According to a new survey compiled by YouGov, the majority of stablecoin users want banks to make it easier for them to buy and use stablecoins for regular transactions.
About 77% of the 4,658 respondents said they would open a cryptocurrency or stablecoin wallet in a bank or fintech app if available.
The survey, commissioned by cryptocurrency exchange Coinbase (COIN) and stablecoin infrastructure provider BVNK, also found that 71% of users use debit cards linked to stablecoins. The survey will be conducted from September to October 2025.
A stablecoin is a cryptographic token whose value is pegged to a real-world asset. The most popular are Tether’s USDT and Circle Internet (CRCL) USDC, which are digital versions of the U.S. dollar, but other currencies are also available. According to data tracked by DeFiLlama, the total market capitalization has grown by 50% since the beginning of 2025, surpassing $300 billion for the first time in October.

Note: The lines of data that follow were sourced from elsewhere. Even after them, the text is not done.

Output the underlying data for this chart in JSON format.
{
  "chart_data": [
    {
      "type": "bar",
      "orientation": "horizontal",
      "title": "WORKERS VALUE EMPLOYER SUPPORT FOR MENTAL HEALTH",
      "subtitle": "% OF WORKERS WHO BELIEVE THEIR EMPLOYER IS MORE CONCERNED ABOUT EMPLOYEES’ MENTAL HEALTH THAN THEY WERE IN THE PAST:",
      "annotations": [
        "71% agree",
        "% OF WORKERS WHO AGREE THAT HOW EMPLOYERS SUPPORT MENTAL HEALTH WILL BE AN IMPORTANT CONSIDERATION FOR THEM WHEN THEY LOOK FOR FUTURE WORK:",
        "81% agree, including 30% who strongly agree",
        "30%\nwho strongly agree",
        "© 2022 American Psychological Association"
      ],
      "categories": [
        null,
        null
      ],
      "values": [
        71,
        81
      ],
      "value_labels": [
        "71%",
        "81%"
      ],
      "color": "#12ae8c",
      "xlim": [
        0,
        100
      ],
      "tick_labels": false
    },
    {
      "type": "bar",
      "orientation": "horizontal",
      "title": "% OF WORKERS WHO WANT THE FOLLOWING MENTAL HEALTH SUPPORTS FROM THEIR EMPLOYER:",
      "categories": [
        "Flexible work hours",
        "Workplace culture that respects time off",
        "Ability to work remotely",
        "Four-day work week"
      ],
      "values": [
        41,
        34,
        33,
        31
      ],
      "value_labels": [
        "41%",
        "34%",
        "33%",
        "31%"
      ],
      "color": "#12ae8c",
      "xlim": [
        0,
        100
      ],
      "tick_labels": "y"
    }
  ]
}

While stablecoins are widely used in cryptocurrency trading, the results highlight how deeply they have penetrated the traditional financial economy, especially driven by developments in the regulatory environment.
BVNK concluded: “Users expect stablecoins to behave like the currencies they already know.”
The survey revealed that stablecoin users earn an average of 35% of their annual income from such tokens, while 73% of freelancers and contractors said their ability to work with international clients has improved thanks to stablecoins.
Expanding formal regulation of stablecoins in major jurisdictions, such as the Genius Act in the United States, could give banks the confidence to start offering crypto tools such as wallets.
“By setting transparency and cybersecurity standards, the bill classifies these assets as reliable cash equivalents,” Coinbase’s Alec Lovett and John Turner said in the report. “This clarity enhances institutional trust while enhancing consumer protections, which we expect will drive adoption in the coming months and years.”